Further complicating the Williams campaign’s efforts, a sizable chunk of the people who registered as Green Independents during the last gubernatorial election were college students or young people who have since graduated, moved or become unreachable.
“Smaller parties are really disadvantaged,” said Williams, an attorney. She plans to argue that the number of required signatures should, instead, be based on the percentage of total voters in a party.
Williams said she also plans to work on behalf of candidates in her party who have filed paperwork in legislative races. The Green Independent Party will maintain its status as an officially recognized party as long as 10,000 registered Greens vote in November.
Two lesser-known Democrats — Donna Dion and Peter Truman — will be dropped from the list of primary contenders after failing to qualify. The nine unenrolled candidates will not face a primary but must gather 4,000 petition signatures by June 1 to qualify for the November ballot.

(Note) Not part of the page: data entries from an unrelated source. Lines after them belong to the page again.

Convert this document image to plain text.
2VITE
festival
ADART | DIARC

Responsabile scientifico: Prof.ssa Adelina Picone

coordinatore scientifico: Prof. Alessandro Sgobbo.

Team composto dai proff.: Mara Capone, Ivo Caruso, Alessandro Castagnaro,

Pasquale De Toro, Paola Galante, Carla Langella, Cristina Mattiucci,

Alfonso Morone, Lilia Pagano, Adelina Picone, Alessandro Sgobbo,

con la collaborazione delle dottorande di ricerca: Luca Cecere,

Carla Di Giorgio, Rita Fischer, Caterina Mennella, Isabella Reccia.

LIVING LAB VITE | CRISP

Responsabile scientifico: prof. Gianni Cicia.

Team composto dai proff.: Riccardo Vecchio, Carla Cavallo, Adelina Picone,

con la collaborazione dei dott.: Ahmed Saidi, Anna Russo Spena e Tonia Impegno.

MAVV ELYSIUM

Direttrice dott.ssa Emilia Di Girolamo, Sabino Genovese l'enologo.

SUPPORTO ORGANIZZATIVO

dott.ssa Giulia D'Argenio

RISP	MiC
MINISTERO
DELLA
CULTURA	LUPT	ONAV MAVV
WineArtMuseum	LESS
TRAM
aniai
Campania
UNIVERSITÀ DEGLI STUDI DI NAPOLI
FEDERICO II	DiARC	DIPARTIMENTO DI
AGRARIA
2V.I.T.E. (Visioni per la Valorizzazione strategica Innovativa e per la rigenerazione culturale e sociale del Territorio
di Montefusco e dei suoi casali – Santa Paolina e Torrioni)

If all of the Democrats and Republican candidates remain in the race into June, the 2010 gubernatorial primary will be the largest since 1994 when 13 candidates appeared on the ballot.
There were six primary candidates for governor in 2006, four candidates in 2002 and five in 1998.
Maine Republican Party Chairman Charlie Webster said he was not surprised to see all of the declared GOP candidates make it onto the ballot, adding that each had “good organizations” behind them.
“I think we have a much stronger team than the Democrats do,” Webster said. “We have people from the business community, and we have people upset with the direction the state has gone.”
Mary Erin Casale, the new executive director of the Maine Democratic Party, said party leaders are also pleased to have such a robust field headed into the primary.
“We’re really excited to have so many qualified candidates,” Casale said Monday evening. “A primary is great for us. It brings in new voters and it brings in new energy.”
While the signature-gathering stage is complete for the major party candidates, four of the gubernatorial hopefuls face another pressing deadline.
Candidates hoping to receive public campaign financing through Maine’s Clean Election Act program have until April 1 to solicit $40,000 in seed money in donations of $100 or less as well as 3,250 donations of $5 to the clean election fund.
So far, Mills is the only candidate to have met the Clean Election Act threshold. The other candidates hoping to receive public campaign financing are Mitchell, McGowan, Richardson and unenrolled candidate Christopher Cambron of Greenbush.
In the 2010 congressional races, incumbent Reps. Mike Michaud and Chellie Pingree also qualified to be on the Democratic ballot, as did their respective Republican opponents, Jason Levesque and Dean Scontras.